The night I was born, my mother looked at this tube and imagined it to be the badly burnt arm of a dying giant whose body was buried in the sand. She could not decide if he had been buried in the sand and was trying to get out or if he had tried to bury himself in the sand but was unable to pull his arm under in time. In time for what? She had heard a story about a girl in a neighboring town who was killed during a napalm bombing. The bombing happened on an especially hot night when this girl had walked to the beach to cool her feet in the water. They found her floating on the sea. The phosphorus from the napalm made her body glow like a lantern. In her mind, my mother built a canopy for this girl. She started to cry, thinking of the buried giant, the floating girl, these bodies stopped in midstep, on their way somewhere.

She began to walk toward the tube. She had a sudden urge to be inside it. The world felt dangerous to her and she was alone. At the mouth of the tube she bent down; her belly blocked the opening. She tried the other side, the other mouth. Again her belly stopped her. "But I remember," she muttered out loud, "as a girl I sometimes slept in here." This was what she wanted now, to sleep inside the tube.

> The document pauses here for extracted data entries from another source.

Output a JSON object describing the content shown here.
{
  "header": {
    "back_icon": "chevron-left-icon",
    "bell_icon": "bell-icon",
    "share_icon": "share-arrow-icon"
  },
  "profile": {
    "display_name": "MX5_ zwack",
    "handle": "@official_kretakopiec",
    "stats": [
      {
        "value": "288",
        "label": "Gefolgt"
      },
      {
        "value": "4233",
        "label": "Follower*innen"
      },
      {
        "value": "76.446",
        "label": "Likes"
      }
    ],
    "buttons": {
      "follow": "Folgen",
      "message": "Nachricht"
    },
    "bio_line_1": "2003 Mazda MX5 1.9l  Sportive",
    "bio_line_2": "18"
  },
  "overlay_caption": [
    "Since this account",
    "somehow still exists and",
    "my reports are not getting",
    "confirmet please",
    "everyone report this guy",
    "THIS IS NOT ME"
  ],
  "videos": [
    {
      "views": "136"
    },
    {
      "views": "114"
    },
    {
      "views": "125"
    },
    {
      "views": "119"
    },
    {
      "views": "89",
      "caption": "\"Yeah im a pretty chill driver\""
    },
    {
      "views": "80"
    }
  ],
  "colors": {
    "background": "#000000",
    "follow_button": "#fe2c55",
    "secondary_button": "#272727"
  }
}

"Tall noses come from somewhere —"

"Not from here."

"Not tall noses."

Eyes insinuate, moving from her nose to mine then back again. Mouths suck air in, form it into the darkest shade of contempt, then spit it at her feet as she walks by. I am riding on her hip. I am the new branch that makes the tree bend, but she walks with her head held high. She knows where she pulled me from. No blue eye.

 

Ma says war is a bird with a broken wing flying over the countryside, trailing blood and burying crops in sorrow. If something grows in spite of this, it is both a curse and a miracle. When I was born, she cried when I cried, knowing I had breathed war in and she could never shake it out of me. Ma says war makes it dangerous to breathe, though she knows you die if you don't. She says she could have thrown me against the wall, breaking me until I coughed up this war which is killing us all. She could have stomped on it in the dark and danced on it like a madwoman dancing on gravestones. She could have ground it down to powder and spit on it, but didn't I know? War has no beginning and no end. It crosses oceans like a splintered boat filled with people singing a sad song.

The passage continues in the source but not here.